I knew using a Doppler carried minor risks to my babies, but I knew my sanity was important too. My body had betrayed me more than once, and I couldn't rely on it to keep my babies safe anymore. I needed proof and peace of mind, and the Doppler gave me both.
When I lost Baby B, I worried about having another silent miscarriage. As time went on and my babies made it out of the first trimester and well into the second, I still listened to their heart beats daily, but I began to relax. The holidays were nearing, and I spent the night before Thanksgiving making pies and doing laundry to prepare for the next day. As I moved a load of damp clothes from the washer to the dryer, I thought I peed myself. I even laughed about it a little. But when I got into the bathroom, I saw that it was blood, not urine, that had soaked my pants.

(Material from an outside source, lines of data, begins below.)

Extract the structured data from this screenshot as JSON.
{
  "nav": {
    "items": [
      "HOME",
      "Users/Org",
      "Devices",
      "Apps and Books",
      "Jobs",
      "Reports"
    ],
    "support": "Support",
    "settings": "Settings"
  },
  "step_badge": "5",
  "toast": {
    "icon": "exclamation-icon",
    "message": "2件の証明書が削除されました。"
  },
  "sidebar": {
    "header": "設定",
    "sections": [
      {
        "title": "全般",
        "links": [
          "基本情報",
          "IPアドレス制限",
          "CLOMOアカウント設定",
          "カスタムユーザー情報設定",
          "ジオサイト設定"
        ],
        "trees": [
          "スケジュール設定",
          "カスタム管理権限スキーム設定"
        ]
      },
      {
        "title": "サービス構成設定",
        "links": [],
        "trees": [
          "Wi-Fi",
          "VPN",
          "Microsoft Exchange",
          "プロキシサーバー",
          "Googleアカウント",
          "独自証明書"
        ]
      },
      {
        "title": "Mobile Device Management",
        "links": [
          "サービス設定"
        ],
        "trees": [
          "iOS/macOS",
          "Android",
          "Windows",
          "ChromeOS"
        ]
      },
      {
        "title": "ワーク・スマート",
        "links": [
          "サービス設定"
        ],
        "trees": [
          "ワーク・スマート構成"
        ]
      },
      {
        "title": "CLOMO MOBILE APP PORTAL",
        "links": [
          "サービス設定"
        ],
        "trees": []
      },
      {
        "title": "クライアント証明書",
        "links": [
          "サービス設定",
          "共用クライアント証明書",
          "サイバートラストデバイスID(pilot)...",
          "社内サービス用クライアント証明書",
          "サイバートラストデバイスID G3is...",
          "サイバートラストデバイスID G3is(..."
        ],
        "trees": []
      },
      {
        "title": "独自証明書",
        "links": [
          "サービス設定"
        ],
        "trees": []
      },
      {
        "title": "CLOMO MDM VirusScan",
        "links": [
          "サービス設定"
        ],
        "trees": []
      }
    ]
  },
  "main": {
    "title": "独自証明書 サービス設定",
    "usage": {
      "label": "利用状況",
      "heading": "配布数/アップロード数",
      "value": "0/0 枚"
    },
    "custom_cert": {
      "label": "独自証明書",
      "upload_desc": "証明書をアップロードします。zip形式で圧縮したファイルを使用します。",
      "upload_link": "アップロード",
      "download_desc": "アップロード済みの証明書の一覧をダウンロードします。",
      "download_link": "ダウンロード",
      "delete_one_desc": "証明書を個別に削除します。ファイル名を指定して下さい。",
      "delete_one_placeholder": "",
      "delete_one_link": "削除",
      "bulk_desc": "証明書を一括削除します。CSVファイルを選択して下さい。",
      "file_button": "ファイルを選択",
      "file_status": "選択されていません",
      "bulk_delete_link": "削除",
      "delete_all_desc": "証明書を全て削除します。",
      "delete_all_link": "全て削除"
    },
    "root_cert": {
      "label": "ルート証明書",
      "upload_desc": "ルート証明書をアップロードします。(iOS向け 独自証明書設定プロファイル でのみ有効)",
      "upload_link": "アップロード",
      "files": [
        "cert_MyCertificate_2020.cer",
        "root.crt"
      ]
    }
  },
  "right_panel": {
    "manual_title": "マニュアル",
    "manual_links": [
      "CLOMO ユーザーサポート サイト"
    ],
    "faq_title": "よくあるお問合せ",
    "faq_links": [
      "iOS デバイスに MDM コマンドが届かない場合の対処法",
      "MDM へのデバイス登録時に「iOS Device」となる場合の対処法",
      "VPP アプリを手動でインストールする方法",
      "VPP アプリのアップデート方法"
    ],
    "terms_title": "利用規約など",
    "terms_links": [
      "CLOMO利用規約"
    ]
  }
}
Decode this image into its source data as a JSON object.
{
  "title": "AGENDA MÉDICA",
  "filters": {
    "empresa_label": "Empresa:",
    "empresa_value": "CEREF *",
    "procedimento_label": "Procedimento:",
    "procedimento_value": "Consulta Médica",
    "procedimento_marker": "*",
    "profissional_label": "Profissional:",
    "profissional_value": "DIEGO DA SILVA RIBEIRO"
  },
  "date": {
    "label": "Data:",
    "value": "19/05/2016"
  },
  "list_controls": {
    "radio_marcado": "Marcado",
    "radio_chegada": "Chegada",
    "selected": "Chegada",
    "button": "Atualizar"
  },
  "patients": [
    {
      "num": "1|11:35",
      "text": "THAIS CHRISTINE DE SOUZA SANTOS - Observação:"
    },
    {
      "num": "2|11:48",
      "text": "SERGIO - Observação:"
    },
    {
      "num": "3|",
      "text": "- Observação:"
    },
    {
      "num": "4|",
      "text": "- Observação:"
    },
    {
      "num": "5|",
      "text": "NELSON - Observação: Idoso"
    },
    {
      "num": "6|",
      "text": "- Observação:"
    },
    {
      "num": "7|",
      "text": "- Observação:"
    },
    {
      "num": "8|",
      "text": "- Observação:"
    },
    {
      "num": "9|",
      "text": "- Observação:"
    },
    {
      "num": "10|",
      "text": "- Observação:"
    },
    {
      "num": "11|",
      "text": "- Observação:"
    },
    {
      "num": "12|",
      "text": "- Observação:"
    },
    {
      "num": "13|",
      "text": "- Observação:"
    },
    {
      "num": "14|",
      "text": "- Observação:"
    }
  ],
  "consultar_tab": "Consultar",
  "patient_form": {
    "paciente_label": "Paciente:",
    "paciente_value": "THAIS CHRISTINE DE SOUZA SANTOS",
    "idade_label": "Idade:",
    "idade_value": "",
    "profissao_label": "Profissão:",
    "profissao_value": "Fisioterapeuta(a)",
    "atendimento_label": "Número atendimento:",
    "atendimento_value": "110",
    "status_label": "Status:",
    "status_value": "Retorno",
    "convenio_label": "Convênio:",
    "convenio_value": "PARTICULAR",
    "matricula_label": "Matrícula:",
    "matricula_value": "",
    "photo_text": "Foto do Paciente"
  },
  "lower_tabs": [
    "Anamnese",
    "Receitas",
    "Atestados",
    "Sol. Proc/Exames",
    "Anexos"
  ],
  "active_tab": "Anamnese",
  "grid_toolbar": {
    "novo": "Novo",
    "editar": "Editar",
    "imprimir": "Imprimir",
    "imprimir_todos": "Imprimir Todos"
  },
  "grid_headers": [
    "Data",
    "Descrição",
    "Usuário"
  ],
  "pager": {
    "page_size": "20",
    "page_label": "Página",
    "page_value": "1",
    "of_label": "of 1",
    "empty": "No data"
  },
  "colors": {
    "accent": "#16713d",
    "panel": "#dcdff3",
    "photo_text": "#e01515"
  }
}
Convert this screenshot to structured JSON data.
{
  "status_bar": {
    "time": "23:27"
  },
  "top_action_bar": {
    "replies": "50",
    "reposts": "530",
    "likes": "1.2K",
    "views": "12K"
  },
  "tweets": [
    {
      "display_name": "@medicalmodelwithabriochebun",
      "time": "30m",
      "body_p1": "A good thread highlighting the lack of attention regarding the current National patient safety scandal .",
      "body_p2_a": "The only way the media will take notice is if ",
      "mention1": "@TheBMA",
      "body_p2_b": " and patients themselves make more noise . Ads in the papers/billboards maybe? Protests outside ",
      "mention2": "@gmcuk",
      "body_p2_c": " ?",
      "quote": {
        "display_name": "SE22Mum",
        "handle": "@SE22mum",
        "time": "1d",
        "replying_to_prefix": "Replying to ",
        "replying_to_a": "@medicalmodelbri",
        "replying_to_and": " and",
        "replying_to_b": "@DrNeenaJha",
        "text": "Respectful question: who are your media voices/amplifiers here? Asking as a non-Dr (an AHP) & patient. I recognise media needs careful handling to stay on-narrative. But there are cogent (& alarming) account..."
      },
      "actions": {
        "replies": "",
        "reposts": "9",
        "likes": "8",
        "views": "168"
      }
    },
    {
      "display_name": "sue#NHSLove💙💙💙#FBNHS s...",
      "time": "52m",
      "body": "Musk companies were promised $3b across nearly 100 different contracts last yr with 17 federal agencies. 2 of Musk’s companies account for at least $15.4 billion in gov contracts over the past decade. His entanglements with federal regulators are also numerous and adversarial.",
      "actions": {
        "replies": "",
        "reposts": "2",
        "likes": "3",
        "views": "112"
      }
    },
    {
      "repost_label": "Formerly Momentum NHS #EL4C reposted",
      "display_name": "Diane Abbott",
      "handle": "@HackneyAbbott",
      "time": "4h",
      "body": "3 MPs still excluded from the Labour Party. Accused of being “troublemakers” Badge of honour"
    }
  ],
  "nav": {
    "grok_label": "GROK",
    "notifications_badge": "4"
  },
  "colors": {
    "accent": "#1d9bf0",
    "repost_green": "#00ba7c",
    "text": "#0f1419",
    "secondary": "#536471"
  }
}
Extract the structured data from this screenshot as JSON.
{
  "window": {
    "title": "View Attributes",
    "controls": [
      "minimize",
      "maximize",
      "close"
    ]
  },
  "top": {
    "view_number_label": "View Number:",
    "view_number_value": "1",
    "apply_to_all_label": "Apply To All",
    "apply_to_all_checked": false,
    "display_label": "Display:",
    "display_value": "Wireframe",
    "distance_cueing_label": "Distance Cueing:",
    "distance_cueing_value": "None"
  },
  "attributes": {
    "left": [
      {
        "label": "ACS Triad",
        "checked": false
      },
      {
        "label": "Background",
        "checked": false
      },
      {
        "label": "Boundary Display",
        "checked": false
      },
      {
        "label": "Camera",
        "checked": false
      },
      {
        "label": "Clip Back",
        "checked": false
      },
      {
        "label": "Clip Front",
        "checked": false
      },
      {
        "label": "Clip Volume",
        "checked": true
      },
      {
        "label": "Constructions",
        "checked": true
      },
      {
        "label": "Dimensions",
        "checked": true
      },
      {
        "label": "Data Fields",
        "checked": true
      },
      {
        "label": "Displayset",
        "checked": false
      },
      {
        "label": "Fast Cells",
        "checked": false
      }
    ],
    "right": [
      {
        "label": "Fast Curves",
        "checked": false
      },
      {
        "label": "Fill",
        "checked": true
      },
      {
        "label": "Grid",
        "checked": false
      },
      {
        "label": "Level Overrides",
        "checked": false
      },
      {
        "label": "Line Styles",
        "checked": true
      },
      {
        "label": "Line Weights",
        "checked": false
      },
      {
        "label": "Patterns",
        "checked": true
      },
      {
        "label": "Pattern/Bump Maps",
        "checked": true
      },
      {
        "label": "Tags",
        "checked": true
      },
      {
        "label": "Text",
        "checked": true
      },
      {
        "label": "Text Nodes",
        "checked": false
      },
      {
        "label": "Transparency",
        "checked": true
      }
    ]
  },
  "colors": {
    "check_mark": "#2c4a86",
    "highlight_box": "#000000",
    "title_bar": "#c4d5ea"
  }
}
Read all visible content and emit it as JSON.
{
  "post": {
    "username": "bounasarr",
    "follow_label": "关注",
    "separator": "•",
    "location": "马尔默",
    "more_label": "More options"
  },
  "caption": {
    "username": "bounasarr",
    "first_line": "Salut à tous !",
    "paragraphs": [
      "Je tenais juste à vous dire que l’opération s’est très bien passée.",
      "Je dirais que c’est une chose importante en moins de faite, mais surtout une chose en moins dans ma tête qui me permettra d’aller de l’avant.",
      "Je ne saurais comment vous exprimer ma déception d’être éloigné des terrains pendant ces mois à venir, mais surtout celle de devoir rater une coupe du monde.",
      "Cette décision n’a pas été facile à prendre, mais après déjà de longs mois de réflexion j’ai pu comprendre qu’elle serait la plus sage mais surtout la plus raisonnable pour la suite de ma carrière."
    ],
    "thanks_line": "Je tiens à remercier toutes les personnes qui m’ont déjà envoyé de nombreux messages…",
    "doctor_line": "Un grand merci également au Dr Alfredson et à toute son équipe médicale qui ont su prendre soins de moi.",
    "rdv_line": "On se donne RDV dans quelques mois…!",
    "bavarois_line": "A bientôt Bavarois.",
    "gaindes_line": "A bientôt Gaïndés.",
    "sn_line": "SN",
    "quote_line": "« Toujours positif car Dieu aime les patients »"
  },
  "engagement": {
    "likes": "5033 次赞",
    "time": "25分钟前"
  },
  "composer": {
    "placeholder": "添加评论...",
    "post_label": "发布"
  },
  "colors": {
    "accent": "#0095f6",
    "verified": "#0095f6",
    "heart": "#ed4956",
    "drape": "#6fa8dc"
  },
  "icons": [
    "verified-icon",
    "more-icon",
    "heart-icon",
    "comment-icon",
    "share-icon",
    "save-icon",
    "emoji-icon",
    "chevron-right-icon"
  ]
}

The first thing I grabbed on my way out the door to the hospital was my Doppler. I held it to my stomach as my husband drove us to the hospital, listening to the gallop of my daughters' hearts. When they admitted me for a placental abruption, the nurses replaced my Doppler with their own monitors, and not a day went by that I didn't see or hear my tiny daughters.
We ate Thanksgiving dinner in the hospital and opened our Christmas presents in the family visiting room. My daughters grew so large they took up permanent residence in their two separate sides of my belly, and I gave up on ever seeing my feet again. Finally, after six weeks in the hospital, my doctor decided I could go home.
The first thing I did as a free woman was send my husband into a restaurant for a sandwich. When I stood up to wash my hands and felt a familiar gush, I knew it wasn't pee this time. As blood ran down my legs and I tried to stop the flow with hospital pads, I yelled to my husband to get out my Doppler.
I don't regret using a Doppler to ease my fears. I had 32 ultrasounds that pregnancy and spent weeks in the hospital on continuous fetal heart rate monitoring. Whatever risks were posed by my home Doppler were swallowed by all the intervention necessary to keep my daughters alive.
It took us an hour to get to the hospital. We sat in rush-hour traffic, blood seeping into my pants, the Doppler on my belly the entire time. A few hours later, after my doctor decided to send me in for a C-section, my daughters were born. They spent a few weeks in the NICU learning how to breathe and eat, but they came home tiny and perfect. Two instead of three.